Jesse peered in, but what he saw just
resembled dirt, or finely-ground coffee.

"What's that?"

"The lotus," he replied, speaking with
reverence. "My trade secret. It's how I opened your mind that day
in my tent. How I allowed you to peer into the future of your
world."

Black took a small tin measuring cup and
scooped a teaspoon's worth of the powdery, earth-colored
concoction.

"When given just a taste of the lotus, my men
experience a sense of control they so desperately lack in their
real lives. When they're under its influence, they can make sense
of the universe, and their place in it.

"Off it, they're little more than common
bums. The cast-off refuse of society. Desert urchins with blood on
their hands that they can never wash off."

Jesse looked up into Black's eyes. "This is
why they fight for you, isn't it? Where their loyalty to you comes
from?"

Black nodded. "I never give them enough to
have the kind of experience you had. They're not ready for it. Too
simple-minded. But, every night we gather around the campfire, they
receive just enough to feel enlightened for a few moments. And they
don't forget that experience."

The leader broke his private aside with
Jesse, stepping away from him towards the gathering circle of
gangsters. Then he spoke in a booming call that echoed about the
circular rock walls of their encampment.

"Gentlemen," he began. "Tonight, as on all
other nights, you thoughts will join as one with heaven and
earth."

Jesse watched from the sidelines, evaluating
the intense focus and sudden calm that washed over the crowd of
gathered 'desert urchins.'

"But first," Black said, "we have business to
attend to. Gather around the campfire, so we may speak!"
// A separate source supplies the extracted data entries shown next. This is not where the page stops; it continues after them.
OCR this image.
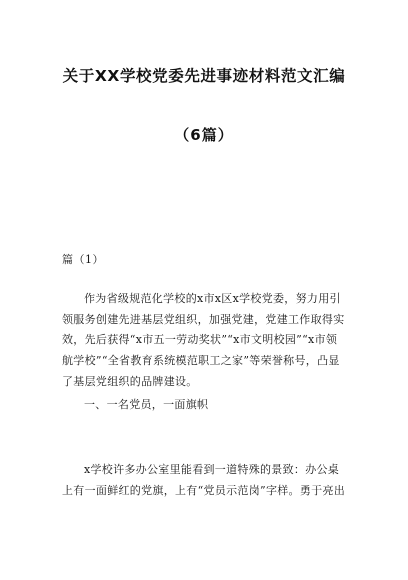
关于XX学校党委先进事迹材料范文汇编
（6篇）
篇（1）

作为省级规范化学校的x市x区x学校党委，努力用引领服务创建先进基层党组织，加强党建，党建工作取得实效，先后获得“x市五一劳动奖状”“x市文明校园”“x市领航学校”“全省教育系统模范职工之家”等荣誉称号，凸显了基层党组织的品牌建设。

一、一名党员，一面旗帜

x学校许多办公室里能看到一道特殊的景致：办公桌上有一面鲜红的党旗，上有“党员示范岗”字样。勇于亮出
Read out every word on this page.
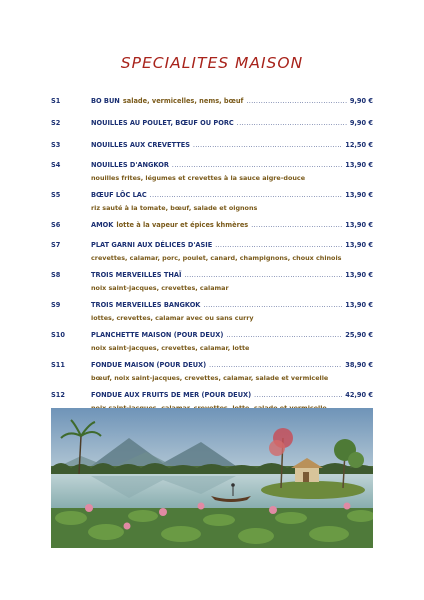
SPECIALITES MAISON
S1	BO BUN salade, vermicelles, nems, bœuf .....	9,90 €
S2	NOUILLES AU POULET, BŒUF OU PORC .....	9,90 €
S3	NOUILLES AUX CREVETTES .....	12,50 €
S4	NOUILLES D'ANGKOR .....	13,90 €
nouilles frites, légumes et crevettes à la sauce aigre-douce
S5	BŒUF LÔC LAC .....	13,90 €
riz sauté à la tomate, bœuf, salade et oignons
S6	AMOK lotte à la vapeur et épices khmères .....	13,90 €
S7	PLAT GARNI AUX DÉLICES D'ASIE .....	13,90 €
crevettes, calamar, porc, poulet, canard, champignons, choux chinois
S8	TROIS MERVEILLES THAÏ .....	13,90 €
noix saint-jacques, crevettes, calamar
S9	TROIS MERVEILLES BANGKOK .....	13,90 €
lottes, crevettes, calamar avec ou sans curry
S10	PLANCHETTE MAISON (POUR DEUX) .....	25,90 €
noix saint-jacques, crevettes, calamar, lotte
S11	FONDUE MAISON (POUR DEUX) .....	38,90 €
bœuf, noix saint-jacques, crevettes, calamar, salade et vermicelle
S12	FONDUE AUX FRUITS DE MER (POUR DEUX) .....	42,90 €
The men moved in, and formed a tighter circle
around the fire as it crackled and popped. Black beckoned Jesse to
sit to his right. Eli sat to his left opposite Black, and Jesse
noticed the gangster eyeing him with resent.

A stack of metal tin cups passed down the
row. Jesse took his when it came to him.

Two more Lotus Boys had wheeled the projector
out of Black's tent as far as it could go while still hooked up to
the generator. They finally got the generator running with a loud,
coughing kickstart.

"Now, boys," Black said, "We have a guest in
our midst. Jesse, here, is a visitor with a special vision for how
we liberate Bridgetown from the yoke of Wayne Cole. See, up until
now, the people of Bridgetown have only known us as criminals.
Outcasts. Which, looking at the whole lot of you, I can't say I
blame them."

Black paused for laughter. He had the easy
command of the audience of a late-night TV host. The men followed
his lead, issuing chuckles around the circle.
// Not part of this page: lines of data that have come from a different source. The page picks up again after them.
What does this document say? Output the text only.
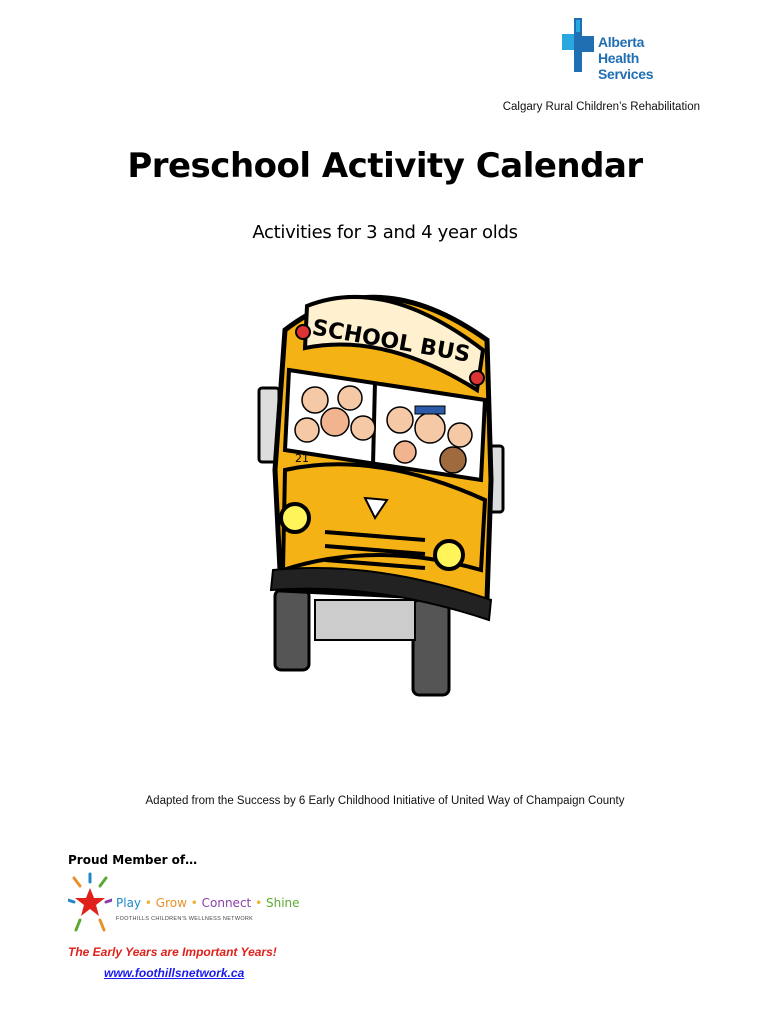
Alberta Health
Services
Calgary Rural Children’s Rehabilitation
Preschool Activity Calendar
Activities for 3 and 4 year olds
SCHOOL BUS
21
Adapted from the Success by 6 Early Childhood Initiative of United Way of Champaign County
Proud Member of…
Play • Grow • Connect • Shine
FOOTHILLS CHILDREN'S WELLNESS NETWORK
The Early Years are Important Years!
www.foothillsnetwork.ca
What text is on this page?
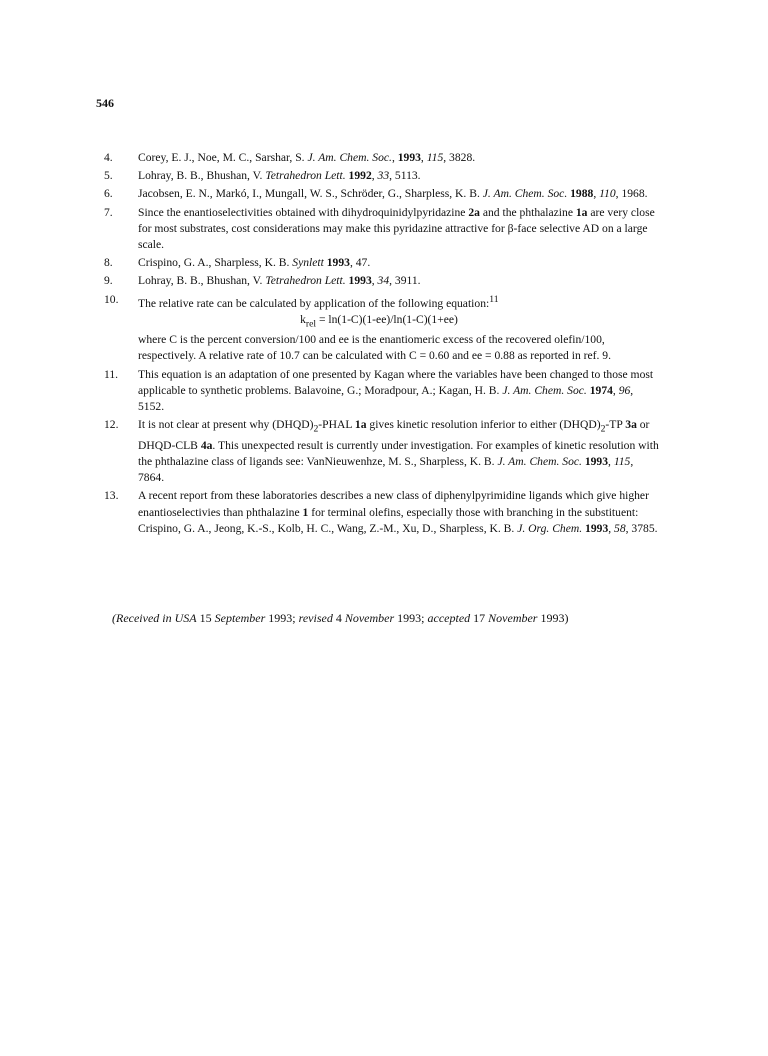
546
4.	Corey, E. J., Noe, M. C., Sarshar, S. J. Am. Chem. Soc., 1993, 115, 3828.
5.	Lohray, B. B., Bhushan, V. Tetrahedron Lett. 1992, 33, 5113.
6.	Jacobsen, E. N., Markó, I., Mungall, W. S., Schröder, G., Sharpless, K. B. J. Am. Chem. Soc. 1988, 110, 1968.
7.	Since the enantioselectivities obtained with dihydroquinidylpyridazine 2a and the phthalazine 1a are very close for most substrates, cost considerations may make this pyridazine attractive for β-face selective AD on a large scale.
8.	Crispino, G. A., Sharpless, K. B. Synlett 1993, 47.
9.	Lohray, B. B., Bhushan, V. Tetrahedron Lett. 1993, 34, 3911.
10.	The relative rate can be calculated by application of the following equation:$^{11}$
$k_{rel} = \ln(1-C)(1-ee)/\ln(1-C)(1+ee)$
where C is the percent conversion/100 and ee is the enantiomeric excess of the recovered olefin/100, respectively. A relative rate of 10.7 can be calculated with C = 0.60 and ee = 0.88 as reported in ref. 9.
11.	This equation is an adaptation of one presented by Kagan where the variables have been changed to those most applicable to synthetic problems. Balavoine, G.; Moradpour, A.; Kagan, H. B. J. Am. Chem. Soc. 1974, 96, 5152.
12.	It is not clear at present why $(DHQD)_2$-PHAL 1a gives kinetic resolution inferior to either $(DHQD)_2-TP$ 3a or DHQD-CLB 4a. This unexpected result is currently under investigation. For examples of kinetic resolution with the phthalazine class of ligands see: VanNieuwenhze, M. S., Sharpless, K. B. J. Am. Chem. Soc. 1993, 115, 7864.
13.	A recent report from these laboratories describes a new class of diphenylpyrimidine ligands which give higher enantioselectivies than phthalazine 1 for terminal olefins, especially those with branching in the substituent: Crispino, G. A., Jeong, K.-S., Kolb, H. C., Wang, Z.-M., Xu, D., Sharpless, K. B. J. Org. Chem. 1993, 58, 3785.
(Received in USA 15 September 1993; revised 4 November 1993; accepted 17 November 1993)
"But Jesse is going to change all that. How
many of you have ever seen a motion picture? Flickers, movies?
Photographs that seem to move?"

Several hands went up around the crowd.

"How many have seen movies that weren't
girlie peepshows at the carnival?"

More laughs. Most of the hands went down. A
few stayed up.

Black smiled. "Of those remaining, how many
of you have ever been moved by what you saw? Made to laugh? To
cry?

"How many of you were compelled to take
action because of the story brought to life before your eyes, where
there had been no life before?"

The remaining hands went down.

"I see," Black said. "Tonight, I promise you
that you will want to take action after you see the film that Jesse
here has made for our cause. So too will the rest of
Bridgetown."

Black gave a signal to the Lotus Boy running
the projector. The screen came to life with a brilliant flash of
flickering scratches projected on the side of a tent.

Jesse examined the faces of the audience as
the opening title faded up. "THE ROBBERY OF BRIDGETOWN," read the
hand-painted title card Scoble had created in his shop.
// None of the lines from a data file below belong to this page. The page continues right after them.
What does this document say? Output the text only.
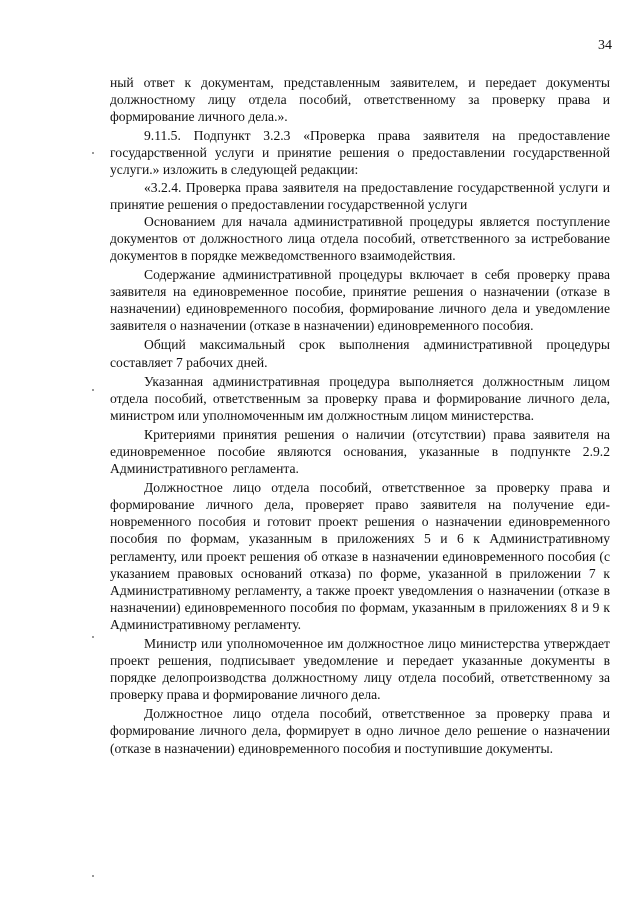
34

ный ответ к документам, представленным заявителем, и передает документы должностному лицу отдела пособий, ответственному за проверку права и формирование личного дела.».

9.11.5. Подпункт 3.2.3 «Проверка права заявителя на предоставление государственной услуги и принятие решения о предоставлении государственной услуги.» изложить в следующей редакции:

«3.2.4. Проверка права заявителя на предоставление государственной услуги и принятие решения о предоставлении государственной услуги

Основанием для начала административной процедуры является поступление документов от должностного лица отдела пособий, ответственного за истребование документов в порядке межведомственного взаимодействия.

Содержание административной процедуры включает в себя проверку права заявителя на единовременное пособие, принятие решения о назначении (отказе в назначении) единовременного пособия, формирование личного дела и уведомление заявителя о назначении (отказе в назначении) единовременного пособия.

Общий максимальный срок выполнения административной процедуры составляет 7 рабочих дней.

Указанная административная процедура выполняется должностным лицом отдела пособий, ответственным за проверку права и формирование личного дела, министром или уполномоченным им должностным лицом министерства.

Критериями принятия решения о наличии (отсутствии) права заявителя на единовременное пособие являются основания, указанные в подпункте 2.9.2 Административного регламента.

Должностное лицо отдела пособий, ответственное за проверку права и формирование личного дела, проверяет право заявителя на получение единовременного пособия и готовит проект решения о назначении единовременного пособия по формам, указанным в приложениях 5 и 6 к Административному регламенту, или проект решения об отказе в назначении единовременного пособия (с указанием правовых оснований отказа) по форме, указанной в приложении 7 к Административному регламенту, а также проект уведомления о назначении (отказе в назначении) единовременного пособия по формам, указанным в приложениях 8 и 9 к Административному регламенту.

Министр или уполномоченное им должностное лицо министерства утверждает проект решения, подписывает уведомление и передает указанные документы в порядке делопроизводства должностному лицу отдела пособий, ответственному за проверку права и формирование личного дела.

Должностное лицо отдела пособий, ответственное за проверку права и формирование личного дела, формирует в одно личное дело решение о назначении (отказе в назначении) единовременного пособия и поступившие документы.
Jesse watched for the moments they responded
to the most, and watched for any moments that fell flat. This was
something he had done every time he'd screened anything at UCLA. It
was second nature for him.

In particular, he watched Eli. He knew that
if his movie could win over the man most irritated with his
presence, he could win over anyone.

As the story began to set in—as the first
farmer raised his fist in symbolic retaliation—Eli's frown lifted,
and his suspicion seemed to dissipate.

When, at the emotional low point two-thirds
of the way through the single-reel film, the revolutionary soldiers
lay bleeding in the snow, Eli watched with the wide-eyed gaze of a
child.

And when
The Robbery of Bridgetown
was all over, more than one of the Lotus Boys was covertly
wiping moisture from his eyes.

This wasn't just the parlor trick of recorded
motion they were familiar with. Jesse had brought to their cause a
new poetry, an impassioned ideology and an art form rolled into one
kinetic solar flare of potent realization.

If there had been any doubts about what Jesse
brought to the Lotus Boys, that was all over now.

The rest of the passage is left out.